Allerdings kündige ich persönlich einen Vertrag, den ich nie abgeschlossen habe, höchstens "hilfsweise", wenn es meine einzige Chance ist, mich vor weiteren unberechtigten Abbuchungen zu schützen. Einen nicht abgeschlossenen Vertrag kann ich nicht kündigen.

s.a.
http://www.vzhh.de/telekommunikation/120764/raetselhafte-posten-auf-der-handyrechnung.aspx


> Kündigen Sie den behaupteten Abovertrag hilfsweise, damit der Anbieter wenigstens für die Zukunft nicht mehr behauptet, dass ein Abo existiert.



PPS:


haudraufundschluss schrieb:


> Es wird offensichtlich noch danach gesucht.
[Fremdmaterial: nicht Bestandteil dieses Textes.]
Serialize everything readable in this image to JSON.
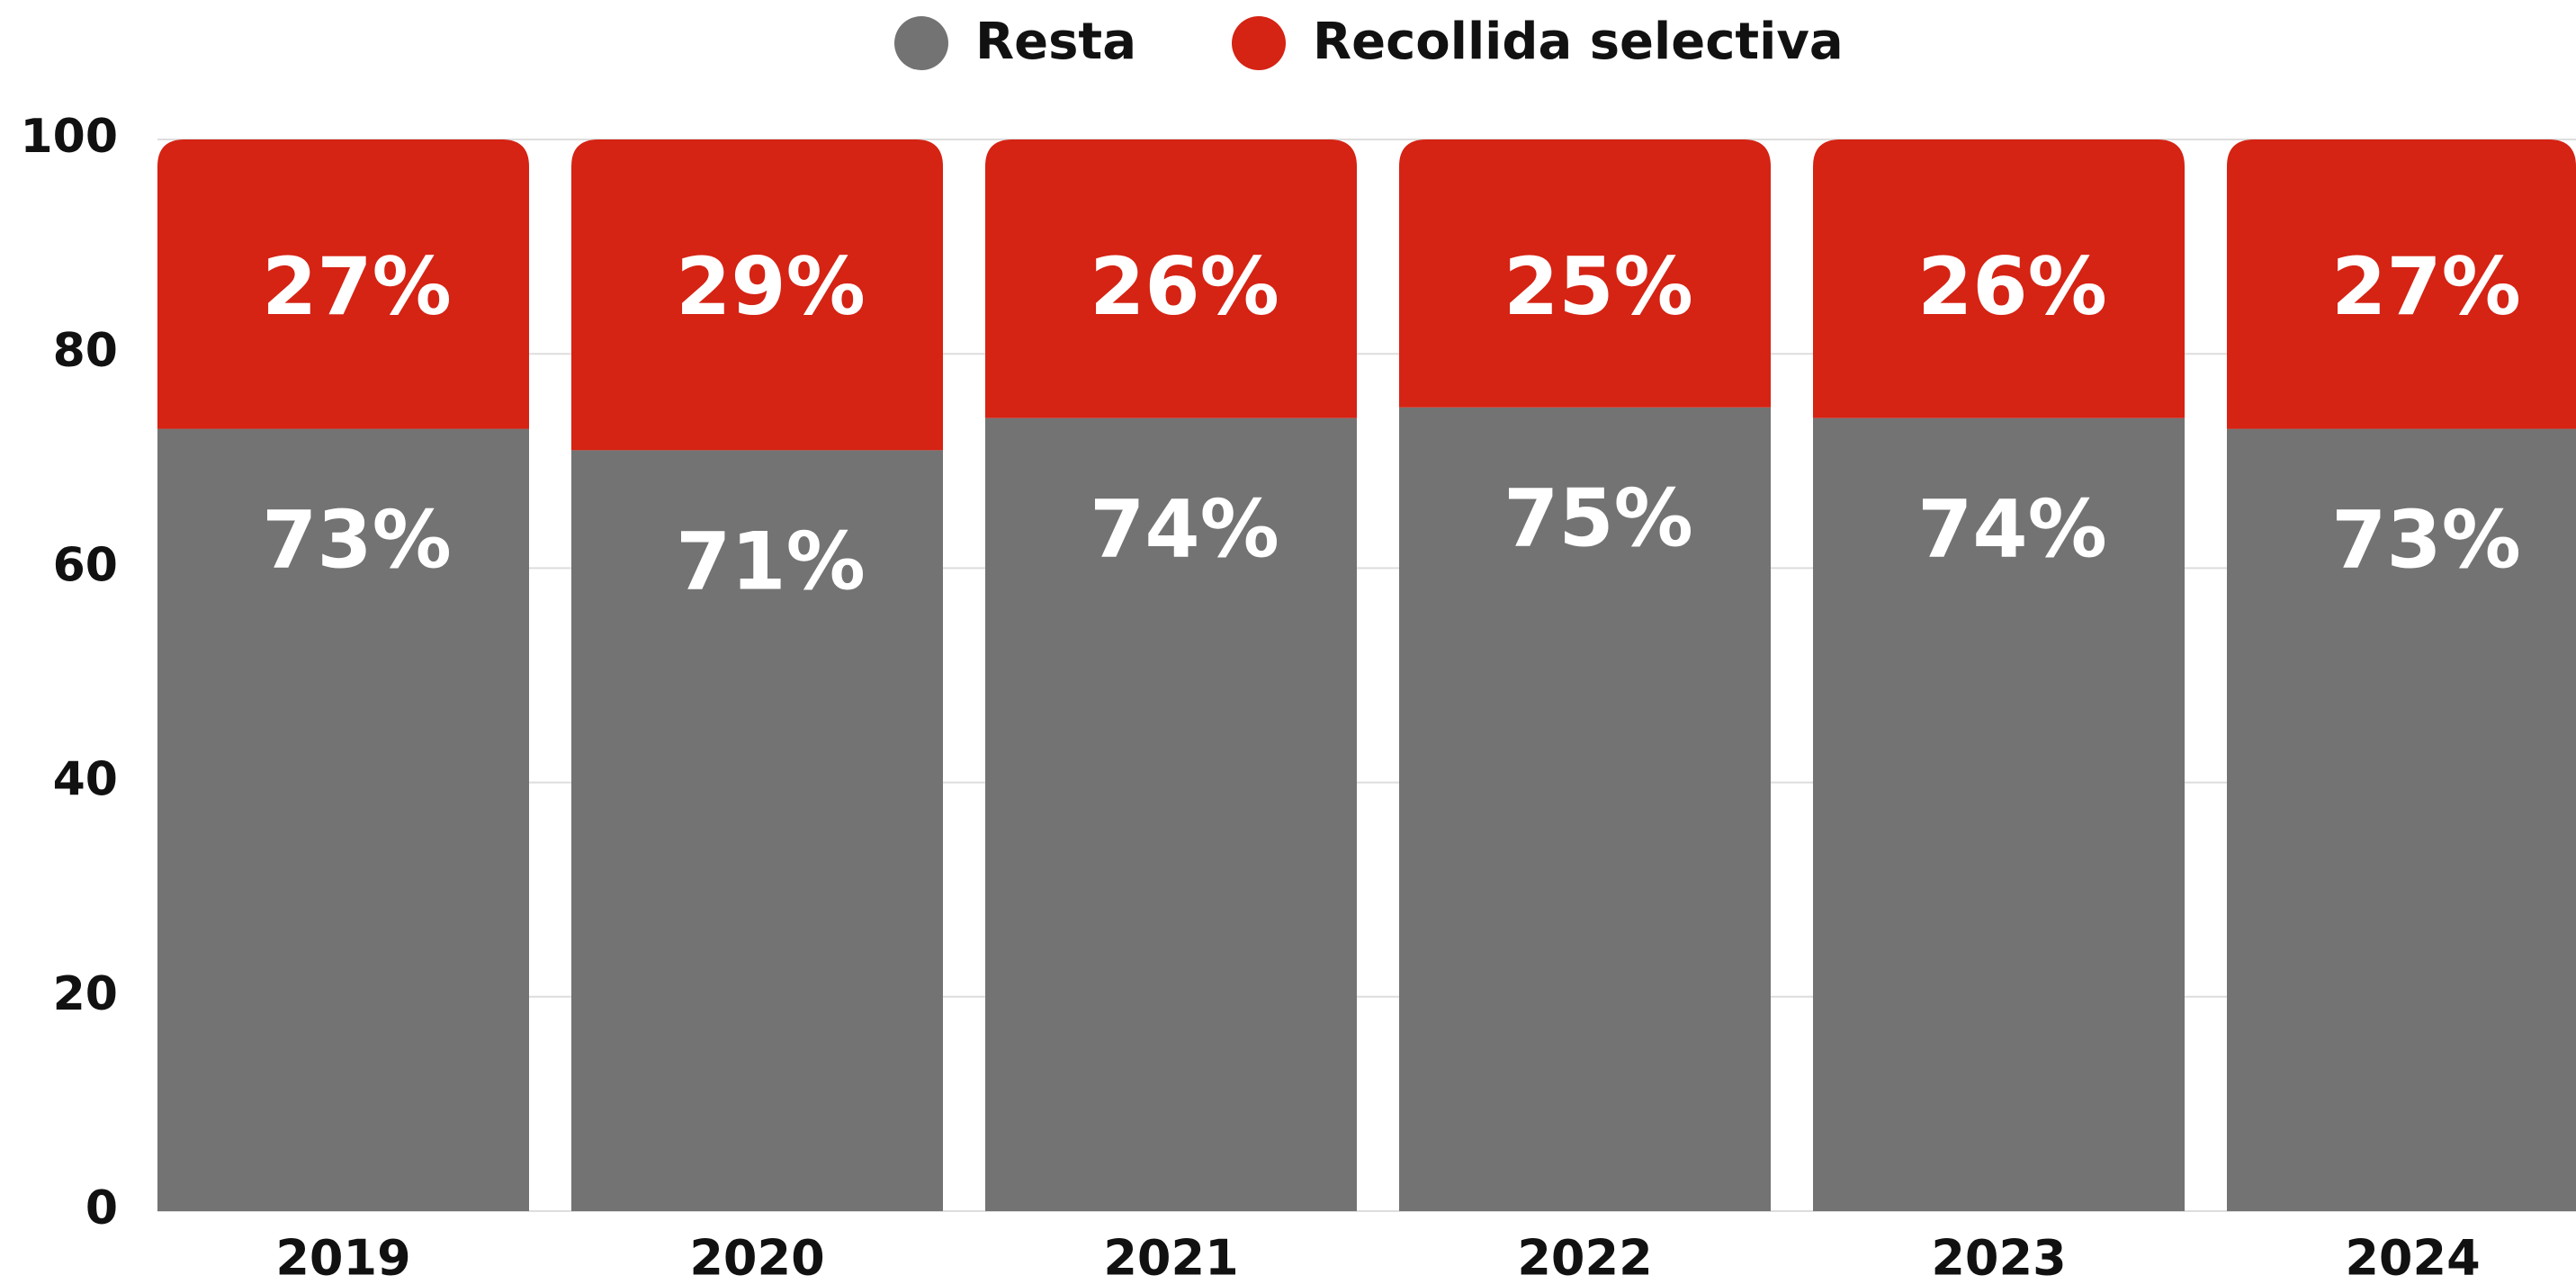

Insofern finde ich die Diskussion unangemessen und vor allem den Ton nicht passend.


Richtig.


----------



## Aka-Aka (22 Mai 2011)

*AW: Blinko Games*

weitere konkrete Fragen werden hier weiterhin beantwortet, wenn auch nicht mehr so oft von mir 

Schwachsinnig? _mag sein..._


----------



## GiKa (29 Februar 2012)

Unregistriert schrieb:


> Hallo wie kann man blinko Games abbo stoppen ? kann da jemand helfen ?


Ich bin denen auch auf den Leim gegangen und weiß noch nicht einmal wie?! Der einzigste Rat den ich bis jetzt rausgefunden hab geben zu können ist mit dem Handy Anbieter in Verbindung setzen und eine neue Nummer versuchen zu bekommen. Wir haben per Handy abgemeldet, per Mail abgemeldet, ich hab eine Kündigungsbestätigung per SMS bekommen und bekomme weiter Täglich bis zu 4 Anrufe, an die ich natürlich nicht rangehe. Die neue Handy Nummer könnte bewirken das Ihr Handy Konto nicht mehr belastet wird. 15€ sind kein Pappenstiel.GiKa


----------



## Reducal (1 März 2012)

Also ich vermute mal, dass die Anrufe nichts mit BlinkoGames zu tun haben. Das Abo meldet man lediglich (womöglich auf abenteuerliche Weise) an und dann wird bis zur Kündigung gebucht. Es wäre mir neu, wenn die Buongiorno Kunden hinterher telefoniert - macht auch wenig Sinn! Wie man den Dienst deaktivieren kann, steht hier: http://blinkogold.de/de_bg_web/site/pages/contact.bsp?510576099:site=de_bg_sh_web


----------